Qu'est-ce qui m'avait pris ?
Mes jours de congé, je les passais enfermé chez moi. Enfermé, cloîtré. Rentré peu avant le jour, endormi jusqu'aussi tard que je le pouvais pour raccourcir la journée que j'aurais à passer. Dans l'attente que tout soit écoulé, que la nuit revienne, et le travail le lendemain. Mais cette fois… Non, pas cette fois.
La veille au soir, Ania m'avait proposé de rester au salon avec elle. A discuter, entre frère et soeur. Habituellement, elle allait travailler dans sa chambre. Ou lire, ou que sais-je encore. Avait-elle fini par comprendre mon manège ? Etait-elle inquiète par les cernes qui creusaient un peu plus mon visage ? Avait-elle aperçu mes côtes en passant à côté de la salle de bain ?
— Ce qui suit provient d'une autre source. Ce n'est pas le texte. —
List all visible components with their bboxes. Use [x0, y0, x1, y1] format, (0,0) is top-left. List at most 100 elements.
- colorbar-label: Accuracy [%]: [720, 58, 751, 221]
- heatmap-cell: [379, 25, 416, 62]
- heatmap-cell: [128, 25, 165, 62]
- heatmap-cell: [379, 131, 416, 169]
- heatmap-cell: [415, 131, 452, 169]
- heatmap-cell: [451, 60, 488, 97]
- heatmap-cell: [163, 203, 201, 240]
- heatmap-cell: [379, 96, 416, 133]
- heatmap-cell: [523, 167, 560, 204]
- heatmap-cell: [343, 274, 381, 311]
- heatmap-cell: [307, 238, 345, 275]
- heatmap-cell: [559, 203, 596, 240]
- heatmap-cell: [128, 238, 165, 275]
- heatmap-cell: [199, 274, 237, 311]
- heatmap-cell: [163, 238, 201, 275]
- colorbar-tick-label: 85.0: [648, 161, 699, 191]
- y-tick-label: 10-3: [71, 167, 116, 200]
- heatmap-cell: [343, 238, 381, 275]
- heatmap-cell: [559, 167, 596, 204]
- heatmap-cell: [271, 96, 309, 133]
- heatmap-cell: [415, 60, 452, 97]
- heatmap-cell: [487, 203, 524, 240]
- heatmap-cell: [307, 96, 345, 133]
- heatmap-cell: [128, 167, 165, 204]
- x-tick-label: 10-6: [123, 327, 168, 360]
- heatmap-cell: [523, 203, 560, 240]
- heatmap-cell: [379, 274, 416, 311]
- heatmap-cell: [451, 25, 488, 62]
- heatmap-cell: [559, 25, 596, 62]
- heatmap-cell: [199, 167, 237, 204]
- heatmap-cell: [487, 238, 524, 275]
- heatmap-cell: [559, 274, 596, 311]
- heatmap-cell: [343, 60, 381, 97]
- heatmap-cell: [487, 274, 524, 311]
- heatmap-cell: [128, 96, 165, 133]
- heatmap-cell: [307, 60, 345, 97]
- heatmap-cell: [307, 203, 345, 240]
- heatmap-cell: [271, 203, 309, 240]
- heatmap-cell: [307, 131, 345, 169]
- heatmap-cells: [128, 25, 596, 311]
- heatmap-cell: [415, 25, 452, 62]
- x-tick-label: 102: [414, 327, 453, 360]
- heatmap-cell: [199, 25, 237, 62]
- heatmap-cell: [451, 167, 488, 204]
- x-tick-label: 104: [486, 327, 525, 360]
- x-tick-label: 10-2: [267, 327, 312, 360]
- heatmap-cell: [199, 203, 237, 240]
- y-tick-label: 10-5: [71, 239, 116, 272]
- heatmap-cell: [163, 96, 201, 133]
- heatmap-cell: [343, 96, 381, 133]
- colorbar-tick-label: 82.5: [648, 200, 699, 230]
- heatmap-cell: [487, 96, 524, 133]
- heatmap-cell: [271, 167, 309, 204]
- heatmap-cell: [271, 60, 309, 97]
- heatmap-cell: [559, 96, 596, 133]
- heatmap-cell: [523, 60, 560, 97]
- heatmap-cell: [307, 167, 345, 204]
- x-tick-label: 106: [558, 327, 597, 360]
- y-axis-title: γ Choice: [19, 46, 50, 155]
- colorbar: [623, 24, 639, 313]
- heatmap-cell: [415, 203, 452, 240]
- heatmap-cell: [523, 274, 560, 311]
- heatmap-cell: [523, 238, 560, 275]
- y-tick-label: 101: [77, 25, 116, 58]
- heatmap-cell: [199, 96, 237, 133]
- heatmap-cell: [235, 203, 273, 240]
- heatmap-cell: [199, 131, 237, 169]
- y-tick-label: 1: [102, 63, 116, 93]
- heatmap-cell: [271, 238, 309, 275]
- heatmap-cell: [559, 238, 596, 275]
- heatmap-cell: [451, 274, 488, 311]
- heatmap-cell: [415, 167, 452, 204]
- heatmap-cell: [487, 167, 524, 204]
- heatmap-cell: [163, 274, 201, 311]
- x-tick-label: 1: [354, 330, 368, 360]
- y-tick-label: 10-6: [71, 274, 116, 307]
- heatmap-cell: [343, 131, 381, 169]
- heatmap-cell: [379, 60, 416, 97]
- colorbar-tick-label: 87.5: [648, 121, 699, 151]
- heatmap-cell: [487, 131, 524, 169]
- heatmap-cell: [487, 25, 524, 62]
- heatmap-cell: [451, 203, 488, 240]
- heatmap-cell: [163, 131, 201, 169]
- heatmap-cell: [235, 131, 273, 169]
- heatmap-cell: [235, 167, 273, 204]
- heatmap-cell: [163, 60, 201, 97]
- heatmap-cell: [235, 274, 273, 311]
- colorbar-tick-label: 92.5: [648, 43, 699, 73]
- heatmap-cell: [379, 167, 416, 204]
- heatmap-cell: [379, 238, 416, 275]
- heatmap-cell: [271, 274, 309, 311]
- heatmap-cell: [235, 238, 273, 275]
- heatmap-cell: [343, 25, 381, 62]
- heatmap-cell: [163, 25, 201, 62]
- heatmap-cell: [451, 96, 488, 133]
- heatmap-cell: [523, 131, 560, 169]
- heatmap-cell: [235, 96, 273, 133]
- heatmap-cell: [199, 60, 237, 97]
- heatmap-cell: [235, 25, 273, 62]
Je ne savais même pas si c'était pour m'empêcher d'aller faire n'importe quoi le soir ou simplement par envie de passer un moment avec moi. Envie d'être avec moi… Rien qu'à cette idée, même en y repensant, un sourire me venait aux lèvres. Même mes parents, parfois… J'avais l'impression qu'ils passaient un mauvais moment avec moi.
Toujours est-il qu'à cause de cela… Je m'étais réveillé tôt. Avant neuf heures. Il faisait déjà jour, et tant d'heures me séparaient du nouveau soir… Qu'allais-je pouvoir faire ? Lire, lire, et encore lire ? Ania n'était pas là, bien sûr, elle était très occupée, trop, sans doute… Je me lavai longuement, je m'allongeai sur le canapé, je me disputai avec Truc tentant de me convaincre de faire quelque chose. Jusqu'à ce qu'il m'indique le temps : il faisait gris. Lourd, sombre. Un orage était même prévu pour l'après-midi.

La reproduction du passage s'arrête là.